Nei miei ricordi era sempre Estate.
E c'era sempre il sole.
La Piazza era sgombra da macchine, moto
o altri inutili ostacoli che non avrebbero facilitato i movimenti e
le corse di noi atleti instancabili.
Il pavé era infuocato. Le linee
sbiadite dei parcheggi delimitavano il campo come meglio potevano,
affidandosi sbadatamente alla nostra buona fede, e al nostro fair
play.
Le porte erano quello che erano. Senza
traversa.
Solo i pali c'erano.
Da una parte una cabina del telefono ed
un albero.
Dall'altra due zaini, o due maglie, o
due scarpe. Quello che c'era andava bene.
Non era importante.
Era l'età in cui ci stavano spuntando
i primi peli.
Dei pali non ce ne poteva fregare di
meno.
Per le squadre i due più forti
facevano pari o dispari e cominciava la Selezione.
Per quanto ognuno si sforzasse di
essere equilibrato, alla fine non cambiava mai niente.
Sembrava di veder giocare sempre le due
stesse squadre. All'infinito.
Allora ogni tanto qualcuno dei più
dotati, in un attacco di empatia disinteressata, si sacrificava e
cambiava squadra, sapendo che avrebbe dovuto sbattersi di più,
correre di più, sudare di più, smadonnare di più e passarla di
meno. Ma lo spettacolo sarebbe stato assicurato.
Palla al centro.
La sfida aveva inizio.
In campo c'eravamo tutti.
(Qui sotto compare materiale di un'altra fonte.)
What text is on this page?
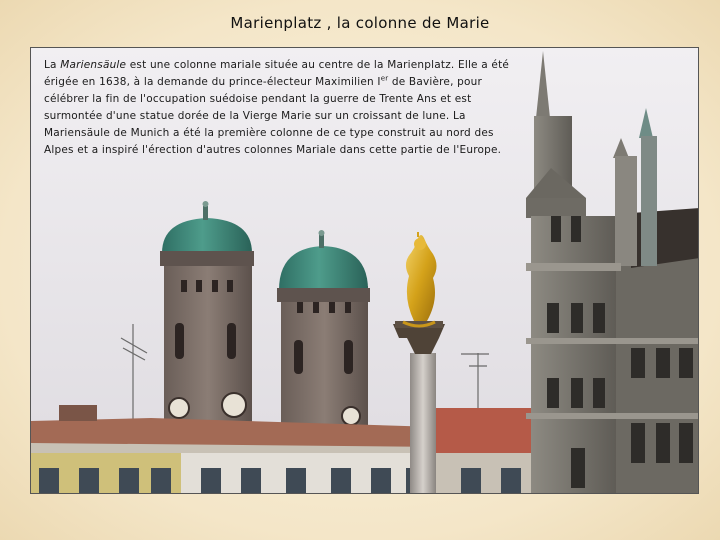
Marienplatz , la colonne de Marie
La Mariensäule est une colonne mariale située au centre de la Marienplatz. Elle a été érigée en 1638, à la demande du prince-électeur Maximilien Ier de Bavière, pour célébrer la fin de l'occupation suédoise pendant la guerre de Trente Ans et est surmontée d'une statue dorée de la Vierge Marie sur un croissant de lune. La Mariensäule de Munich a été la première colonne de ce type construit au nord des Alpes et a inspiré l'érection d'autres colonnes Mariale dans cette partie de l'Europe.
Maradona,
Pelé, Baggio, Zenga, Van Basten, Gullit, Schillaci, Caniggia,
Higuita, Sosa, Maldini, Rummenigge.
Era un tripudio di finte di corpo,
doppi passi, tunnel.
Qualcuno volava sulla fascia.
Qualcuno calciava una punizione
all'incrocio.
Incornate di testa.
Qualche fallo, ma nulla di grave.
Stretta di mano e via che si ricomincia.
Bomba dal limite.
Un filtrante perfetto.
Palo!
Un salvataggio sulla linea.
Intorno a noi migliaia di tifosi
urlanti che incitavano e gridavano e cantavano le nostre gesta.
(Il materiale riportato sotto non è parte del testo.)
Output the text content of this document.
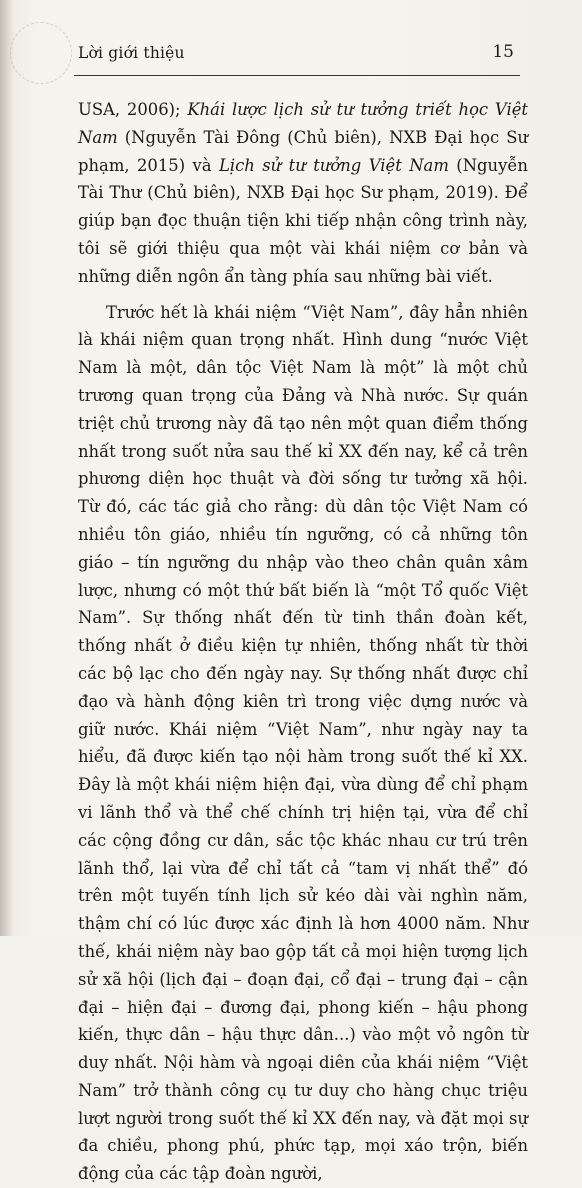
Lời giới thiệu	15

USA, 2006); Khái lược lịch sử tư tưởng triết học Việt Nam (Nguyễn Tài Đông (Chủ biên), NXB Đại học Sư phạm, 2015) và Lịch sử tư tưởng Việt Nam (Nguyễn Tài Thư (Chủ biên), NXB Đại học Sư phạm, 2019). Để giúp bạn đọc thuận tiện khi tiếp nhận công trình này, tôi sẽ giới thiệu qua một vài khái niệm cơ bản và những diễn ngôn ẩn tàng phía sau những bài viết.

Trước hết là khái niệm “Việt Nam”, đây hẳn nhiên là khái niệm quan trọng nhất. Hình dung “nước Việt Nam là một, dân tộc Việt Nam là một” là một chủ trương quan trọng của Đảng và Nhà nước. Sự quán triệt chủ trương này đã tạo nên một quan điểm thống nhất trong suốt nửa sau thế kỉ XX đến nay, kể cả trên phương diện học thuật và đời sống tư tưởng xã hội. Từ đó, các tác giả cho rằng: dù dân tộc Việt Nam có nhiều tôn giáo, nhiều tín ngưỡng, có cả những tôn giáo – tín ngưỡng du nhập vào theo chân quân xâm lược, nhưng có một thứ bất biến là “một Tổ quốc Việt Nam”. Sự thống nhất đến từ tinh thần đoàn kết, thống nhất ở điều kiện tự nhiên, thống nhất từ thời các bộ lạc cho đến ngày nay. Sự thống nhất được chỉ đạo và hành động kiên trì trong việc dựng nước và giữ nước. Khái niệm “Việt Nam”, như ngày nay ta hiểu, đã được kiến tạo nội hàm trong suốt thế kỉ XX. Đây là một khái niệm hiện đại, vừa dùng để chỉ phạm vi lãnh thổ và thể chế chính trị hiện tại, vừa để chỉ các cộng đồng cư dân, sắc tộc khác nhau cư trú trên lãnh thổ, lại vừa để chỉ tất cả “tam vị nhất thể” đó trên một tuyến tính lịch sử kéo dài vài nghìn năm, thậm chí có lúc được xác định là hơn 4000 năm. Như thế, khái niệm này bao gộp tất cả mọi hiện tượng lịch sử xã hội (lịch đại – đoạn đại, cổ đại – trung đại – cận đại – hiện đại – đương đại, phong kiến – hậu phong kiến, thực dân – hậu thực dân...) vào một vỏ ngôn từ duy nhất. Nội hàm và ngoại diên của khái niệm “Việt Nam” trở thành công cụ tư duy cho hàng chục triệu lượt người trong suốt thế kỉ XX đến nay, và đặt mọi sự đa chiều, phong phú, phức tạp, mọi xáo trộn, biến động của các tập đoàn người,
Noi, gli eroi di un mercoledì
pomeriggio.
I giovani campioni del futuro.
Avevamo una palla ai piedi e il mondo
nelle nostre mani.
Che razza di sognatori impertinenti.
Poi una rimessa dal fondo, una
disattenzione di troppo, e la palla colpiva il tavolino del Bar
Zenzero, e Tonino usciva incazzato gridandoci di piantarla di giocare
a calcio in Piazza.
C'è gente seduta ai tavoli!
La prossima volta ve lo buco sto
pallone!
Porca Puttana!
E tutto allora tornava alla normalità.
In un secondo lo stadio era di nuovo
una Piazza.
I tifosi tornavano silenziosi tra le
pieghe della nostra fervida immaginazione.
L'albero era di nuovo un albero, e così
la cabina del telefono.
Anche gli zaini, ora che erano di nuovo
zaini, sembravano aver perso un po' della loro maestosità.
Le linee tornavano ad essere dei
parcheggi.
E noi tornavamo ad essere dei semplici
ragazzini sudati, assetati di goal e di libertà.
Piccoli bambini di provincia che non
avevano nessuna fretta di crescere.
Però che bello che era.
Sembrava tutto vero.
Così vero che se chiudo gli occhi
posso ancora sentire, chiaro nella mente, l'urlo della mamma di Gabri
che apre le finestre della cucina e urla a squarciagola
“GABRIELEEEEEEEEEE!! E' PRONTO DA
MANGIARE!!”
E allora raccoglievamo le nostre cose,
asciugandoci il sudore sulla fronte e scambiandoci una stretta di
mano amichevole.
Vinti e vincitori. Nessuna differenza.
Anzi, forse una sola, ma così piccola
da riuscire a passare ancora inosservata.
La differenza che, senza rendercene
conto, volenti o nolenti, eravamo diventati tutti più grandi di un
giorno. Ma nemmeno questo era importante.
L'unica cosa che contava era essere
riusciti a regalarci un'altra partita di calcio tra amici.
E se questo, per noi, voleva dire
“diventare grandi”, allora non c'era da preoccuparsi,
perché domani ci saremmo ritrovati tutti di
nuovo allo Stadio, per cominciare una nuova partita.